Influence of Key Shear Factors on the Shear Performance of Ultra-high Performance Fibre Reinforced Concrete Beam Containing Coarse Aggregate

Abstract

This paper assesses the effect of direct and indirect factors on the shear performance of ultra-high performance fibre reinforced concrete beam containing coarse aggregate (UHPFRC-CA) using four point loading arrangement. The obtained results were used to categorize UHPFRC-CA beam's failure mode, establish the influence of key factors on shear performance, and develop UHPFRC-CA beam's compression zone resistance and first shear cracking load equations whose results were compared with those from this research, other researchers and existing equation.
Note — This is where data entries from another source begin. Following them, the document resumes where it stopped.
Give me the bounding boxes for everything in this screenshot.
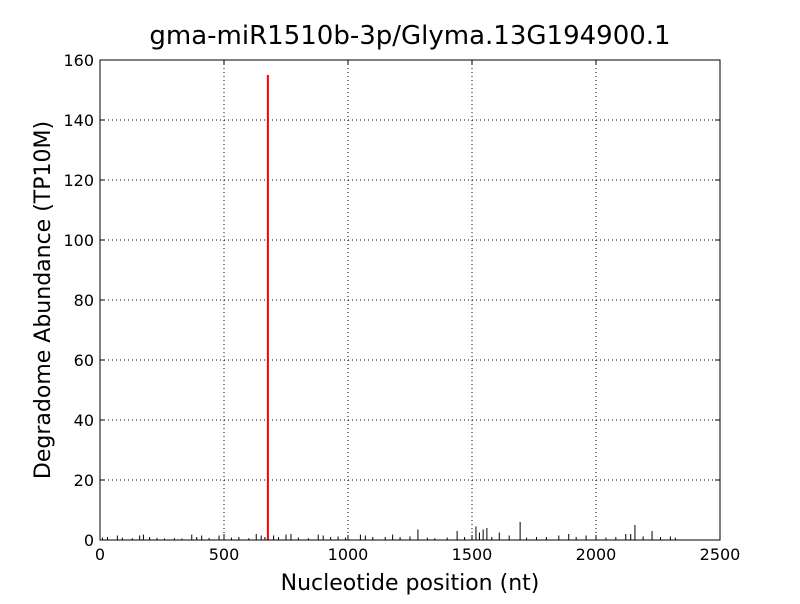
y-tick-label: 100 [63,231,94,250]
y-tick-label: 160 [63,51,94,70]
chart-title: gma-miR1510b-3p/Glyma.13G194900.1 [149,21,670,51]
x-tick-label: 1500 [452,545,493,564]
x-tick-label: 500 [209,545,240,564]
x-axis-label: Nucleotide position (nt) [281,571,540,596]
y-tick-label: 60 [74,351,94,370]
y-axis-label: Degradome Abundance (TP10M) [31,121,56,479]
plot-frame [99,59,721,541]
x-tick-label: 2000 [576,545,617,564]
x-tick-label: 2500 [700,545,741,564]
y-tick-label: 40 [74,411,94,430]
x-tick-label: 1000 [328,545,369,564]
y-tick-label: 140 [63,111,94,130]
y-tick-label: 0 [84,531,94,550]
y-tick-label: 80 [74,291,94,310]
x-tick-label: 0 [95,545,105,564]
y-tick-label: 120 [63,171,94,190]
y-tick-label: 20 [74,471,94,490]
Findings revealed that UHPFRC-CA beam fails in cable stayed, shear partial compression, cable stayed-diagonal tension and cable stayed-partial shear tension. Shear span-depth ratio (a/d) has the most influence on the beams' failure mode. Higher percentage volume of steel fibre improves ultimate load capacity and midspan displacement resistance at failure load. Hooked-end steel fibre improves deformation (crack width and midspan displacement at failure load) resistance. Higher a/d is more beneficial to midspan displacement resistance at failure load than load capacity; while lower stirrup spacing leads to higher midspan displacement at failure load. Finally, the developed first shear cracking load equation can adequately capture the true first shear cracking load of UHPFRC-CA beam; and the developed compression zone resistance equation can be conveniently used to represent the joint contribution of compressive strength and fibre factor to UHPFRC-CA beam's shear resistance.